As the world is going global, the prospect of international real estate practice has also captured the attention of many real estate practices. Attorneys interested in this field develop legal knowledge and diplomacy skills. One the one hand, the practice of international law requires the cultural skills for dealing parties from different legal systems and norms; on the other hand, the practice of real estate law requires an intimate knowledge of local laws, norms, and practices. Experience in international real estate transactions will lead an attorney to become in demand in various settings including corporate, banking and securities, tax, labor and employment, and mergers and acquisitions.

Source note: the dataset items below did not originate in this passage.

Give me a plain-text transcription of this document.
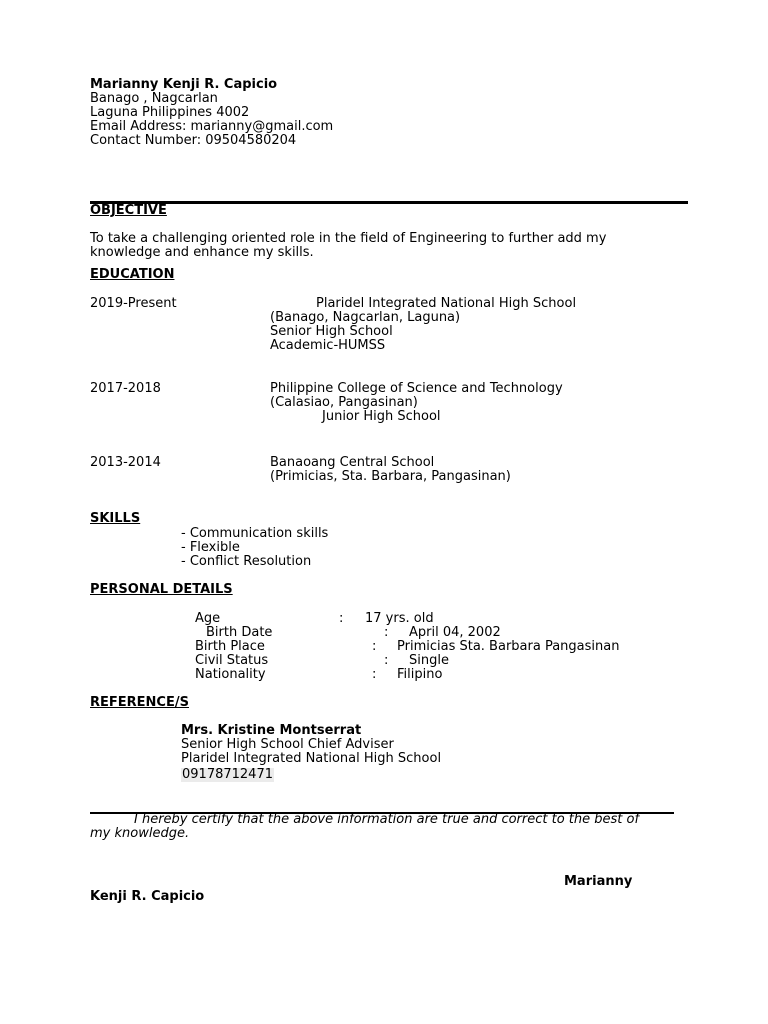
Marianny Kenji R. Capicio
Banago , Nagcarlan
Laguna Philippines 4002
Email Address: marianny@gmail.com
Contact Number: 09504580204
OBJECTIVE
To take a challenging oriented role in the field of Engineering to further add my
knowledge and enhance my skills.
EDUCATION
2019-Present	Plaridel Integrated National High School
(Banago, Nagcarlan, Laguna)
Senior High School
Academic-HUMSS
2017-2018	Philippine College of Science and Technology
(Calasiao, Pangasinan)
Junior High School
2013-2014	Banaoang Central School
(Primicias, Sta. Barbara, Pangasinan)
SKILLS
- Communication skills
- Flexible
- Conflict Resolution
PERSONAL DETAILS
Age	: 17 yrs. old
Birth Date	: April 04, 2002
Birth Place	: Primicias Sta. Barbara Pangasinan
Civil Status	: Single
Nationality	: Filipino
REFERENCE/S
Mrs. Kristine Montserrat
Senior High School Chief Adviser
Plaridel Integrated National High School
09178712471
I hereby certify that the above information are true and correct to the best of
my knowledge.
Marianny
Kenji R. Capicio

There is one important “con” to consider, however. When real estate is “hot,” the practice is highly lucrative. But when it is not—real estate practice and opportunities often slide down with it. Just as real estate is dependent on the market, the practice is also dependent. Certain cities will have more matters than others; and when economic times are good, there will be work to do. The “pros” might be worth it though: banks and escrow companies are not open on weekends, nor past 5:00, which means that real estate attorneys generally get to have dinner.
Real estate is a constantly changing industry and environment, cyclical with the overall economy. With proper planning, this is a rewarding career path career path. Not only is it an interesting specialty for legal practice, but also could stand you in good stead if you decide to make career changes down the road in the real estate industry.
If you are considering this practice area, consider:
- Connecting with real estate attorneys and seeking CLE materials focusing on real estate practice
- Develop relationships with other professionals in the real estate industry (from surveyors to agents)
- Learn how to draft contracts and conduct due diligence
- Learn about local zoning processes and your local rules
- Speak the language of the industry and learn about the business of real estate
Qualities necessary to ensure success in this practice area include attention to detail, the ability to anticipate issues, and the ability to provide guidance to clients to help navigate and close a transaction. The ability to juggle competing demands is also important, since many lawyers find themselves working on multiple projects at the same time and need to effectively prioritize their daily workload so that they do not miss critical deadlines. And as this is often a deal heavy practice, remember—work the skills required to close the deal.